In the paper, violence in distinguished into four main categories: political, institutional, economic, and social. She argues that in separating each form of violence into its own category, then it will become easier for policy makes to identify causes and form solutions. Different countries may have overlapping causes of violence, in which those developing policies can potentially be reused in numerous regions. Her paper introduces what she calls “roadmaps,” which essentially list the categories of violence, the kind of violence, and traces back to what may be the underlying cause.

== Contributions ==
Moser's influence is widespread in articles discussing societal developments that will promote equality. Anthropologists have utilized her framework from “Gender Planning in the Third World: Meeting Practical and Strategic Gender Needs” as the driving force for their papers. For example, anthropologists Fenella Porter and Caroline Sweetman were motivated by Moser and explained how to use gender mainstreaming to raise awareness. They added onto her framework by suggesting education about the domestic/forgotten roles of women, in contrast to their expected roles. Similar to Moser, the article highlights the importance of identifying the various roles of both genders, and how it relates to their economic status.

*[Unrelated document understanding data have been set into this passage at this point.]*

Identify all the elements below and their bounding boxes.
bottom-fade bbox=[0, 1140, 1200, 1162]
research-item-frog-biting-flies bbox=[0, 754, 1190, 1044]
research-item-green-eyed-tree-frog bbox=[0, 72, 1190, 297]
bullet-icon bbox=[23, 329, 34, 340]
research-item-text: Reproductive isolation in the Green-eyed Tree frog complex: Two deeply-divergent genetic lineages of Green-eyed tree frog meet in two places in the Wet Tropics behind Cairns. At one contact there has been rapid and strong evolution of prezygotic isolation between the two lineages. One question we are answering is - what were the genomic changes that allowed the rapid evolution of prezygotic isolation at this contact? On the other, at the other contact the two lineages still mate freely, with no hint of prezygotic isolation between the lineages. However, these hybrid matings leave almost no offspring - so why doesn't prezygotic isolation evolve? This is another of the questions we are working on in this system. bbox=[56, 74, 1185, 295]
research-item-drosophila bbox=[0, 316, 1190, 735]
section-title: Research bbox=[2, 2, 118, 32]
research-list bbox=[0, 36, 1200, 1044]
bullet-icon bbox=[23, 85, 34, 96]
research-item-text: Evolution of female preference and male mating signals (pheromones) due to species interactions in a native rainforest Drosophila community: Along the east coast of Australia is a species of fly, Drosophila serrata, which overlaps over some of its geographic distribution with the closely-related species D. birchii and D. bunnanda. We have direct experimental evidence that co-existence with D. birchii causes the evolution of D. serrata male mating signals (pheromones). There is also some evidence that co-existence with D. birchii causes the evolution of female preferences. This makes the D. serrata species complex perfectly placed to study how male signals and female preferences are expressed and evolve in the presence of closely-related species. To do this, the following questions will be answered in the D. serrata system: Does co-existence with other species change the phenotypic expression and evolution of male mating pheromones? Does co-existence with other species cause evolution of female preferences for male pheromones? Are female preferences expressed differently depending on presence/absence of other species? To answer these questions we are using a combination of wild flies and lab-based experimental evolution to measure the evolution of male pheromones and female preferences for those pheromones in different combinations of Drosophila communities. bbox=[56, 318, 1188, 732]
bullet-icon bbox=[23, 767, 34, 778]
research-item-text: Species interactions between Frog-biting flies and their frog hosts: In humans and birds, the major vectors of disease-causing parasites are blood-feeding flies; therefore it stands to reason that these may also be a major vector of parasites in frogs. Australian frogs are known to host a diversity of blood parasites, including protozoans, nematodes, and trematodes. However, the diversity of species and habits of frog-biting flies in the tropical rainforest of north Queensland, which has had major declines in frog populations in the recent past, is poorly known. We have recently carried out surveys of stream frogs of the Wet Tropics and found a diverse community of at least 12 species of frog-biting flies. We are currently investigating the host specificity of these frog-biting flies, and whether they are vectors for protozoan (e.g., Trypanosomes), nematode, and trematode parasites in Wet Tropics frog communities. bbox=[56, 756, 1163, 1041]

Since Moser is a known feminist, there is a common misconception that she only addresses women in her work. However, some of her frameworks include benefiting both genders. Her gender and planning framework specifically examines the roles of women and how to develop policies that can cater to their needs. On the other hand, her violence framework does not only concern women, but includes men. The violence framework is aimed to protect both genders from the effects of inequality that result in brutality. The only part of her violence framework that separates the two genders is her call for changes in social violence. The other forms of violence are experienced by both genders, but social violence in particular most often portrays men as the violator and woman as the victim. Moser shows great interest in equality for society as a whole.

== Works ==
- Moser, C. (1993) Gender Planning and Development: Theory, Practice and Training, New York and London, Routledge.